Mas, enfim, nós aqui, representantes do Governo, não vamos alimentar esse debate, assim como também não vou falar, Sr. Presidente, sobre o vandalismo, os acontecimentos de ontem na Câmara. Eu já tenho o meu juízo formado: acho que se trata de um bando de desmiolados - para usar a expressão mais adequada - que pensa que vai fazer a reforma agrária na marra. Eu conheço esse tipo de grupo, isso já existiu no passado, no Governo João Goulart. Eu presenciei muito de perto pessoas, grupos que achavam que iam fazer as reformas na marra, se não fossem feitas na lei. Quer dizer, são grupos que não respeitam o Estado, a Lei, o Governo, as instituições, o Parlamento e acham que o que resolve é na marra. Então, o que tem que se fazer é o tratamento que está sendo dado. Eles estão presos, estão sendo autuados. E pronto, o assunto vai para a Justiça, não é? Eu acho só que, realmente, o PT devia cuidar de excluir dos seus quadros esse Sr. Bruno Maranhão. Mas isso é uma opinião pessoal. Não sou da Direção do PT, mas acho que esse assunto tem que ser considerado.

O que eu quero hoje abordar, Sr. Presidente, é a questão do Mercosul e da política externa, porque sinto que há um interesse difuso pelo mundo, pelo Hemisfério Norte principalmente, em destruir o Mercosul, em inviabilizar este que é um projeto importantíssimo para o Brasil. É um projeto que não é de governo. É um projeto de Estado brasileiro. É um projeto no qual o Brasil está investindo todo o seu esforço, porque sabe que o seu destino está ligado ao destino desses países da América do Sul, especialmente do Cone Sul.

E o que é lamentável é que o ex-Presidente Fernando Henrique Cardoso sabe disto - sabe que é um projeto de Estado e que é uma questão do destino do País - e usa a sua prerrogativa de ex-Presidente para colaborar com esse esforço de destruir o Mercosul. Poucos dias atrás, em entrevista a um jornal uruguaio - o jornal El País - declarou que o Mercosul está agonizando e que os países do Mercosul estão assinando acordos de livre comércio com outros países, ao mesmo tempo em que o Brasil vai perdendo a liderança na região, o que absolutamente não é verdade, Sr. Presidente. O Mercosul não agoniza absolutamente.
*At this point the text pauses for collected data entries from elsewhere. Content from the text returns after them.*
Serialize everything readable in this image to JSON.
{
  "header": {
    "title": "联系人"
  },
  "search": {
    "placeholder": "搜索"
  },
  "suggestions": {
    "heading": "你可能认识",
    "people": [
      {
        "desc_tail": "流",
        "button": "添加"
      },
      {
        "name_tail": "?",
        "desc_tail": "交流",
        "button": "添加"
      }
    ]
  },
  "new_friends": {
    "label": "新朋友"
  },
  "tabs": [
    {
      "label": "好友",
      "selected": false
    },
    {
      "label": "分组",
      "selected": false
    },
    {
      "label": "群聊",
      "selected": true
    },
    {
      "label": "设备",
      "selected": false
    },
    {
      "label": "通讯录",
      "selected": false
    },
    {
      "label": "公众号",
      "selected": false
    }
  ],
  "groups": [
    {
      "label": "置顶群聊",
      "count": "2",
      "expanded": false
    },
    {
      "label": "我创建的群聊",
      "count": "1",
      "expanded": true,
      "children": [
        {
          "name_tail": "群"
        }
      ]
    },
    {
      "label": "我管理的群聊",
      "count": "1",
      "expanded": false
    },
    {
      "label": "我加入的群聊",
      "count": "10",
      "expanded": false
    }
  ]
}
Ao contrário, o Mercosul se reforçou, agora recentemente, com o ingresso da Venezuela, que é um país de economia relativamente grande em comparação com os demais países da América do Sul. É um país rico em energia, um país cujo comércio com o Brasil, nos último três anos, cresceu em 300%. É um país que tem muito a oferecer e a demandar do conjunto de países que compõem o Mercosul. É um país que, com o seu ingresso e com a força da sua economia, tem condições de, por exemplo, colaborar para que o Brasil e a Argentina possam ajudar um pouco mais os países de economia mais modesta, como é o caso do Uruguai e do Paraguai.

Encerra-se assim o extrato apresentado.